Na verdade são muitos, porque há um grande desconhecimento dos pais acerca do funcionamento cerebral das crianças, o que os faz ter expetativas irrealistas acerca do seu comportamento. Desde logo, o mito de que “o colo faz mal”, que os bebés que têm colo se habituam mal, quando na verdade é um imperativo biológico básico para a nossa saúde mental.   Outro mito é a ideia de que temos que retirar as fraldas às crianças (em vez de as deixarmos largar as fraldas, quando estiverem preparadas), mais uma vez por desconhecimento do funcionamento neuropsicobiológico, que nos diz que o desfralde se trata de um processo interno que não pode nem deve ser apressado. E claro, os mitos relacionados com a disciplina, a palmada, os gritos, os castigos…

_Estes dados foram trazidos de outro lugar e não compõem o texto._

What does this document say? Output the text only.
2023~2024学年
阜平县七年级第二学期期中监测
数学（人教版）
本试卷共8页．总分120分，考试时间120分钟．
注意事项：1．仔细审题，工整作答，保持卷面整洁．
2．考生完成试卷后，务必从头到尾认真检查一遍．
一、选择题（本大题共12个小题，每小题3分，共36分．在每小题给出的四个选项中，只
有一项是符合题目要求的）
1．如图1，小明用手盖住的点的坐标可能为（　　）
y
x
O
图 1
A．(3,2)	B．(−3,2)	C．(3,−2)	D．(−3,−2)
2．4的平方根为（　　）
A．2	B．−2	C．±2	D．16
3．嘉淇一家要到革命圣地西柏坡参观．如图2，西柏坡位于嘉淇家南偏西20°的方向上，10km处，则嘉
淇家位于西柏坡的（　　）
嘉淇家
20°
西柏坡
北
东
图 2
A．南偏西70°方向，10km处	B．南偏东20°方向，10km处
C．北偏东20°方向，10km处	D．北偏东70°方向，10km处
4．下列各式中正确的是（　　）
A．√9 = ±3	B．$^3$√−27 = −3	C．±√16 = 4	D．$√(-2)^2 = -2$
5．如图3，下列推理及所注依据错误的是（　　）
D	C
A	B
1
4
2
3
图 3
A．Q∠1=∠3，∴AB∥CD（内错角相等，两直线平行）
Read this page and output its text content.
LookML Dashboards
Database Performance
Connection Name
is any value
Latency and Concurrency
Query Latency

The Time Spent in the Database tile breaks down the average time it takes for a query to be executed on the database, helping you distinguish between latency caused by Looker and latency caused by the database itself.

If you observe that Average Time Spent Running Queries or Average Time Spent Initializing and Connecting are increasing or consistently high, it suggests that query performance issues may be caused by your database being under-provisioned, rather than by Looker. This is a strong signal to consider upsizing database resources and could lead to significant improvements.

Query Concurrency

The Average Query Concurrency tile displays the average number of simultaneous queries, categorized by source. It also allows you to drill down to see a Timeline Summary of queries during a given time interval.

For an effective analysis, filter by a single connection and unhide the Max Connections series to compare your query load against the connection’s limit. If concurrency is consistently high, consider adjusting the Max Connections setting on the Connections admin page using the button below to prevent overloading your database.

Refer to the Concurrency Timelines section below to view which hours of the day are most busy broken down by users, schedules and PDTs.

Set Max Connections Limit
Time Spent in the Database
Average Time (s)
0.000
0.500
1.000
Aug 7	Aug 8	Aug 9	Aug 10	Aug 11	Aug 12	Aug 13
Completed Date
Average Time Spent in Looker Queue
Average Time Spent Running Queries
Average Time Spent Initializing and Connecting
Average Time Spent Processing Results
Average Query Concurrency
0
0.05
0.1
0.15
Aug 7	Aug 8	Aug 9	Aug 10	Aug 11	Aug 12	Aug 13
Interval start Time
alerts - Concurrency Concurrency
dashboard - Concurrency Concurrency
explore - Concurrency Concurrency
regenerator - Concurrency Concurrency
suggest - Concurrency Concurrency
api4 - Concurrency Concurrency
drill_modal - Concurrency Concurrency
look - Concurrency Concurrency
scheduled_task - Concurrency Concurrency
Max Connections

Um dos seus posts mais “desconcertantes” 😊 revela: “A verdadeira razão pela qual os bebés não dormem a noite toda…é porque são bebés”. A verdade é que o sono (dos bebés e das mães) é uma questão na maternidade. O exemplo de algo que nunca se deve fazer e de um bom conselho para adormecer os bebés?

Nunca se deve deixar um bebé a chorar para “aprender” a adormecer sozinho. É das experiências mais stressantes para um bebé, com efeitos a longo prazo na forma como o seu cérebro se vai arquitetar e desenvolver. Para além de ser uma forma desconcertante de mostrar empatia por alguém tão indefeso e que nos está a comunicar a sua angústia. Se não o faríamos a um adulto, porque haveríamos de o fazer a um bebé?!

A Dra Clementina é certificada em saúde mental infantil no Reino Unido e EUA. Como é que podemos apoiar a saúde mental das crianças no pós-pandemia? Quais os efeitos mais severos do confinamento/pandemia que, na sua opinião, afetaram as crianças?

Acho que seria importante todos os cuidadores de crianças (pais, educadores e profissionais de saúde) terem consciência de que, efetivamente, a pandemia afetou a saúde mental dos mais novos para poderem estar mais alerta, no caso de ser necessário pedir ajuda.

Para além do clima de ansiedade e de incerteza vivido pelos pais em contexto familiar, que tem impacto direto na saúde mental dos mais pequenos, destacaria dois efeitos negativos do confinamento: nos mais bebés, os efeitos mais severos prendem-se com muita falta de estimulação sensorial, que conduziu a alguns atrasos de desenvolvimento; nos mais velhos, sem dúvida o abuso do tempo de ecrã, que predispõe a um elevado numero de perturbações.

Spa ForBabies é o primeiro spa clínico para bebés na Europa, idealizado por si. O que a inspirou e a levou à criação deste conceito?

Todos os bebés beneficiam com as sessões e conseguimos “medir” esses efeitos de sessão para sessão, porque utilizamos uma escala de desenvolvimento que nos permite retirar essas conclusões. Claro que, nas crianças com algum tipo de perturbação neuropsicológica, esses efeitos  tornam-se ainda mais visíveis.

A minha inspiração para criar o Spa ForBabies veio de eu ser um autêntico “rato de laboratório”, pois estou sempre a estudar e a investigar. O meu fascínio pelos bebés e pelo desenvolvimento do cérebro humano levou-me a criar protocolos terapêuticos que permitissem otimizar esse desenvolvimento tão fantástico nos primeiros anos de vida, onde o cérebro de um bebé faz mais de um milhão de sinapses por segundo (mais rápido que o 5G!). O nome Spa ForBabies, é puramente comercial, porque seria difícil explicar o que são sessões de estimulação multissensorial em meio aquático.